“The age of irresponsibility is giving way to the age of austerity,” declared David Cameron at the Conservatives’ 2009 spring conference. Fear of spending cuts helped deny his party a majority a year later, but by 2015 the Tories claimed vindication. By framing austerity as unavoidable, they had trapped Labour in a political no man’s land. Though voters did not relish cuts, polling consistently showed that they regarded them as necessary.
But only two years later, it is the Conservatives who appear trapped. An austerity-weary electorate has deprived them of their majority and the argument for fiscal restraint is growing weaker by the day. If cuts are the supposed rule, then the £1bn gifted to the Democratic Unionist Party is the most glaring exception. Michael Fallon, the Defence Secretary, sought to justify this largesse as “investment” into “the infrastructure of Northern Ireland” from “which everybody will benefit” – a classic Keynesian argument. But this did not, he hastened to add, mean the end of austerity: “Austerity is never over until we clear the deficit.”
Britain’s deficit (which peaked at £153bn in 2009-10) was the original and pre-eminent justification for cuts. Unless borrowing was largely eliminated by 2015, George Osborne warned, Britain’s public finances would become unsustainable. But as time has passed, this argument has become progressively weaker. The UK has cumulatively borrowed £200bn more than promised by Osborne, yet apocalypse has been averted. With its low borrowing costs, an independent currency and a lender of last resort (the Bank of England), the UK is able to tolerate consistent deficits (borrowing stood at £46.6bn in 2016-17).
In defiance of all this, Osborne vowed to achieve a budget surplus by 2019-20 (a goal achieved by the UK in just 12 years since 1948). The Tories made the target in the knowledge that promised tax cuts and spending increases would make it almost impossible to attain – but it was a political weapon with which to wound Labour.
Brexit, however, forced the Conservatives to disarm. Mindful of the economic instability to come, Philip Hammond postponed the surplus target to 2025 (15 years after Osborne’s original goal). Britain’s past and future borrowing levels mean the deficit has lost its political potency.
In these circumstances, it is unsurprising that voters are increasingly inclined to look for full-scale alternatives. Labour has remade itself as an unambiguously anti-austerity party and Britain’s public realm is frayed from seven years of cuts: overburdened schools and hospitals, dilapidated infrastructure, potholed roads, uncollected bins.

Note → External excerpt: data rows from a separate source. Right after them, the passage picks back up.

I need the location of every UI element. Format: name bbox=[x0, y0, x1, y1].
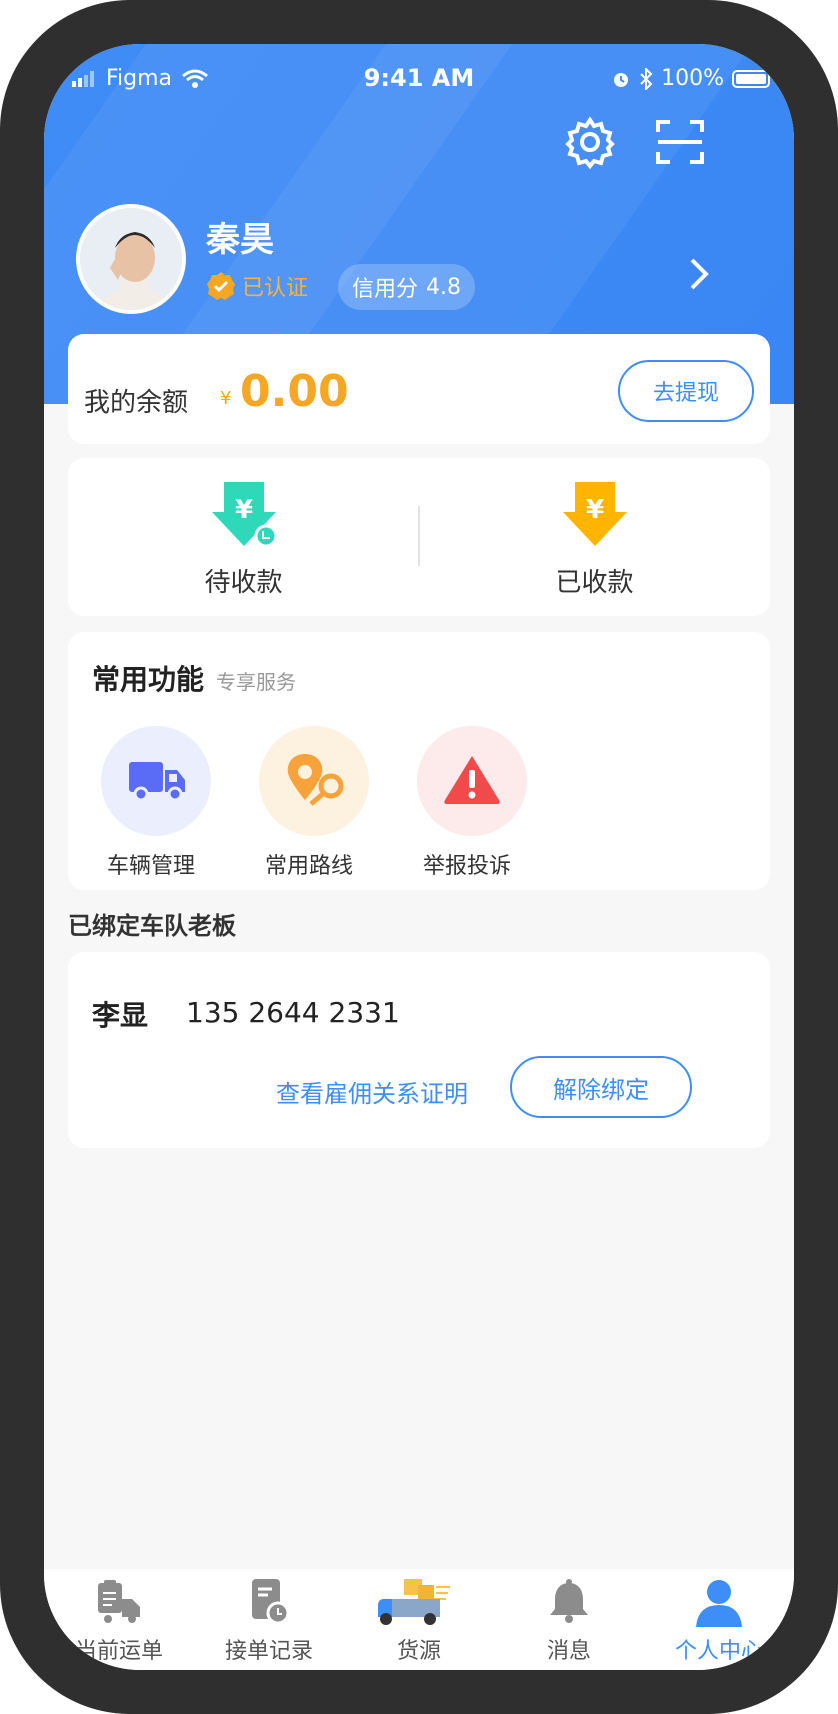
status-right: 100% bbox=[611, 66, 770, 91]
tab-order-records-label: 接单记录 bbox=[224, 1639, 313, 1664]
warning-icon bbox=[444, 756, 500, 804]
bell-icon bbox=[550, 1579, 588, 1623]
functions-subtitle: 专享服务 bbox=[216, 670, 296, 694]
credit-score: 4.8 bbox=[426, 274, 462, 300]
unbind-button[interactable]: 解除绑定 bbox=[510, 1056, 692, 1118]
functions-title: 常用功能 bbox=[92, 663, 205, 696]
tab-cargo-source[interactable]: 货源 bbox=[344, 1569, 494, 1670]
verified-label: 已认证 bbox=[242, 276, 309, 301]
common-routes-label: 常用路线 bbox=[264, 854, 353, 879]
alarm-icon bbox=[614, 72, 629, 87]
functions-card: 常用功能 专享服务 车辆管理 常用路线 举报投诉 bbox=[68, 632, 770, 890]
balance-card: 我的余额 ¥ 0.00 去提现 bbox=[68, 334, 770, 444]
bound-boss-card: 李显 135 2644 2331 查看雇佣关系证明 解除绑定 bbox=[68, 952, 770, 1148]
truck-icon bbox=[129, 762, 185, 802]
verified-icon bbox=[207, 272, 235, 300]
credit-score-badge: 信用分 4.8 bbox=[338, 264, 476, 310]
user-name: 秦昊 bbox=[206, 220, 274, 260]
cargo-truck-icon bbox=[378, 1579, 450, 1625]
avatar[interactable] bbox=[76, 204, 186, 314]
report-complaint-button[interactable]: 举报投诉 bbox=[392, 726, 542, 879]
report-icon-bg bbox=[417, 726, 527, 836]
tab-current-waybill-label: 当前运单 bbox=[74, 1639, 163, 1664]
routes-icon-bg bbox=[259, 726, 369, 836]
received-payment-item[interactable]: ¥ 已收款 bbox=[419, 458, 770, 616]
chevron-right-icon[interactable] bbox=[680, 244, 720, 304]
user-icon bbox=[696, 1580, 742, 1627]
svg-text:¥: ¥ bbox=[586, 495, 604, 525]
balance-label: 我的余额 bbox=[84, 388, 189, 418]
tab-profile[interactable]: 个人中心 bbox=[644, 1569, 794, 1670]
vehicle-management-label: 车辆管理 bbox=[106, 854, 195, 879]
payments-card: ¥ 待收款 ¥ 已收款 bbox=[68, 458, 770, 616]
scan-icon[interactable] bbox=[652, 114, 708, 170]
pending-payment-icon: ¥ bbox=[212, 482, 278, 548]
route-pin-icon bbox=[287, 754, 344, 806]
vehicle-icon-bg bbox=[101, 726, 211, 836]
balance-amount: 0.00 bbox=[240, 366, 349, 417]
withdraw-button[interactable]: 去提现 bbox=[618, 360, 754, 422]
vehicle-management-button[interactable]: 车辆管理 bbox=[76, 726, 226, 879]
battery-icon bbox=[732, 69, 770, 88]
received-payment-label: 已收款 bbox=[555, 568, 634, 598]
tab-profile-label: 个人中心 bbox=[674, 1639, 763, 1664]
pending-payment-item[interactable]: ¥ 待收款 bbox=[68, 458, 419, 616]
verified-badge: 已认证 bbox=[206, 270, 308, 302]
bound-boss-title: 已绑定车队老板 bbox=[68, 912, 236, 940]
bluetooth-icon bbox=[640, 67, 653, 90]
received-payment-icon: ¥ bbox=[563, 482, 627, 546]
credit-label: 信用分 bbox=[352, 277, 419, 302]
currency-symbol: ¥ bbox=[220, 388, 232, 409]
tab-order-records[interactable]: 接单记录 bbox=[194, 1569, 344, 1670]
pending-payment-label: 待收款 bbox=[204, 568, 283, 598]
tab-cargo-source-label: 货源 bbox=[396, 1639, 441, 1664]
tab-bar: 当前运单 接单记录 货源 消息 个人中心 bbox=[44, 1569, 794, 1670]
battery-percent: 100% bbox=[661, 66, 724, 91]
boss-name: 李显 bbox=[92, 999, 149, 1032]
waybill-truck-icon bbox=[98, 1580, 140, 1623]
status-bar: Figma 9:41 AM 100% bbox=[44, 44, 794, 114]
gear-icon[interactable] bbox=[562, 114, 618, 170]
phone-frame: Figma 9:41 AM 100% 秦昊 已认证 信用分 4.8 我的余额 ¥… bbox=[0, 0, 838, 1714]
tab-messages-label: 消息 bbox=[546, 1639, 591, 1664]
employment-proof-link[interactable]: 查看雇佣关系证明 bbox=[276, 1074, 468, 1109]
screen: Figma 9:41 AM 100% 秦昊 已认证 信用分 4.8 我的余额 ¥… bbox=[44, 44, 794, 1670]
boss-phone: 135 2644 2331 bbox=[186, 996, 400, 1029]
tab-messages[interactable]: 消息 bbox=[494, 1569, 644, 1670]
report-complaint-label: 举报投诉 bbox=[422, 854, 511, 879]
tab-current-waybill[interactable]: 当前运单 bbox=[44, 1569, 194, 1670]
order-record-icon bbox=[252, 1579, 290, 1625]
svg-text:¥: ¥ bbox=[235, 495, 253, 525]
common-routes-button[interactable]: 常用路线 bbox=[234, 726, 384, 879]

Through a shift in rhetoric, Theresa May acknowledged voters’ weariness with austerity but her policies did not match. Though the pace of cuts was slowed, signature measures such as the public sector pay cap and the freeze in working-age benefits endured. May’s cold insistence to an underpaid nurse that there was no “magic money tree” exemplified the Tories’ predicament.
In his recent Mansion House speech, Philip Hammond conceded that voters were impatient “after seven years of hard slog” but vowed to “make anew the case” for austerity. But other Tories believe they need to stop fighting a losing battle. The Conservatives’ historic strength has been their adaptability. Depending on circumstance, they have been Europhile and Eurosceptic, statist and laissez-faire, isolationist and interventionist. If the Tories are to retain power, yet another metamorphosis may be needed: from austerity to stimulus.